Originally Posted by JeffDM
That's the thing though, that was using too narrow of framing a point to make it say what he wants, covering at best, only one of three major forms of printed consumer media, all of which had offerings on ereaders at the time.
And even going outside the general consumer market a bit, textbooks are something that 6 to 8 million US college students are going to need in a given year. To me, all this makes focusing so hard on the NYT bestsellers seem a little trite, making it a likely diversionary tactic as Solipsism suggested.
I'm not disagreeing with you. I think the same thing, except for the very end. I'm just referring to his statement, which was narrowly defined. The thing is that "traditional" bookreaders, from the Franklin forward, were not really useful for anything other than books, and I think he was thinking about "bookreaders" such as the Kindle, which is not good with anything other than books. Yes, the NY Times is on it, but it's just individual articles. Nothing like the newspaper. Same thing for magazines - terrible.

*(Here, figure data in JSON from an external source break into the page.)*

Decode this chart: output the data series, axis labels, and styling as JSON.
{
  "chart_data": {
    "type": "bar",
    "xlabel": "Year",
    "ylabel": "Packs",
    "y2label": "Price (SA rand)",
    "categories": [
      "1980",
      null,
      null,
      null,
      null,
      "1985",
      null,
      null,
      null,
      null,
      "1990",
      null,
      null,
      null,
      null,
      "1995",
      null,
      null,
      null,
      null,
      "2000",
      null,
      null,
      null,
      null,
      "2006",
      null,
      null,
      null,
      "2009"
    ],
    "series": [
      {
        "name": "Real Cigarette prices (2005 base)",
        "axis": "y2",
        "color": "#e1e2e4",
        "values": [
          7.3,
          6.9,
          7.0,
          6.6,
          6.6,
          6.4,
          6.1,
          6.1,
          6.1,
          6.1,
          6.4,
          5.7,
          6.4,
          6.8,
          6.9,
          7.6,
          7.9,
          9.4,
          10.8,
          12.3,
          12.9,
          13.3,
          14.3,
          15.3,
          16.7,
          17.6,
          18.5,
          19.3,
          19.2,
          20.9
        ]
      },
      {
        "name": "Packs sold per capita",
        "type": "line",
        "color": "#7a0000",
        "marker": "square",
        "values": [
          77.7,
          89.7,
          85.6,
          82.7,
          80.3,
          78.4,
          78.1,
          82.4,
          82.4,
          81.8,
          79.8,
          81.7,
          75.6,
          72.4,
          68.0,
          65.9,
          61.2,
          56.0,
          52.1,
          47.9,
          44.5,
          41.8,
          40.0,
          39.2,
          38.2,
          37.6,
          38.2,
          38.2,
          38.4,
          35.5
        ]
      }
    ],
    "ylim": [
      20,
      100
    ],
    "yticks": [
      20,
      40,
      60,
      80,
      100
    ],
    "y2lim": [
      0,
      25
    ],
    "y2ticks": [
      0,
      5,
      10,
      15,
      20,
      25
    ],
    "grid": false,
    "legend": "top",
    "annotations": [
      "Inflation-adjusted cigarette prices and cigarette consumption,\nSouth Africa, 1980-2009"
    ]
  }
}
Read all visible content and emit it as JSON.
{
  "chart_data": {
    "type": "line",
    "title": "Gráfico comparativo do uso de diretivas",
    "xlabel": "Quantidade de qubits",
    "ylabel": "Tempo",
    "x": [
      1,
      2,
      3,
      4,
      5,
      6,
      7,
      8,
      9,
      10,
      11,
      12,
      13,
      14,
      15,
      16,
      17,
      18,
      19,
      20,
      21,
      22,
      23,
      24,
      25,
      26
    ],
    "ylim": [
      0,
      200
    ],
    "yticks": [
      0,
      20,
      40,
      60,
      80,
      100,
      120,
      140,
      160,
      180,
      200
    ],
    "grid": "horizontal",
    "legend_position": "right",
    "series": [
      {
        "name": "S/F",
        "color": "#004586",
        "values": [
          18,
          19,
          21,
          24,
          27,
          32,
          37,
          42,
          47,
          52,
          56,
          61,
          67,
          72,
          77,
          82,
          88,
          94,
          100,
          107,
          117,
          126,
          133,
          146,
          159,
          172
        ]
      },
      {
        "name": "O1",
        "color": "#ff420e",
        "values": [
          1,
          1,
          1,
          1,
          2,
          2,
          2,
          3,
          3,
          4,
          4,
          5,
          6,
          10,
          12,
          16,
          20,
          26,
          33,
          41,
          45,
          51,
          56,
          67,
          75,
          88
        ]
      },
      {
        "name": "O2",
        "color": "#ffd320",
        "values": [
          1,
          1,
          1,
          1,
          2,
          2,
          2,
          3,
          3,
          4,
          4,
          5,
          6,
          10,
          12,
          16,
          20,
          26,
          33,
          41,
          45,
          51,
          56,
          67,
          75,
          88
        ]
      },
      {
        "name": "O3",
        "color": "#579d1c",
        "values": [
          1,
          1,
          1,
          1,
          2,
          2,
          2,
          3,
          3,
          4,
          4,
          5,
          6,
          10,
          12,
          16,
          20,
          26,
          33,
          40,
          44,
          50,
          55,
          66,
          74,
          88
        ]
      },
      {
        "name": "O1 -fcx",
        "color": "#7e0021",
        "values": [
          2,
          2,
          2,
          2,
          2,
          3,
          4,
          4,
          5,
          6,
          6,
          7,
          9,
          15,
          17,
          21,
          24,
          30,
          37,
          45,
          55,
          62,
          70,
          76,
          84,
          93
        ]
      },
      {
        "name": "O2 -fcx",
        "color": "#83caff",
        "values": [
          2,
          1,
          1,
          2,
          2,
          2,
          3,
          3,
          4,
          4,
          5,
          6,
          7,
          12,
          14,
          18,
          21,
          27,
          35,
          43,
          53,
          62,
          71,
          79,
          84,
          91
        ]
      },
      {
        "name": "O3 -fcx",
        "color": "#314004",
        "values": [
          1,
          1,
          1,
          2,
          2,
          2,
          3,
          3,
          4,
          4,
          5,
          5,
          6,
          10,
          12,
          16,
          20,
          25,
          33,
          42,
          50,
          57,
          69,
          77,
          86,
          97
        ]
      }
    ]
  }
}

So there, he was right. Book reading has been declining, and bookreaders aren't much good for anything else.
Of course, he was being asked, for a while, if Apple was going to make a bookreader (those asking, no doubt thinking along the lines of a slightly more advanced Kindle). His response was this statement.
The iPad is of course, not a bookreader per se. It's far more. So he was telling the truth. Book reading is just a part of it. The surveys show that bookreading is way down on the list of interest for this device, the biggest of which is web surfing.
So Apple isn't making a bookreader, they're making a device that can read books too. Like the Mac, or the iPhone, or iPod Touch.
He didn't really say anything misleading.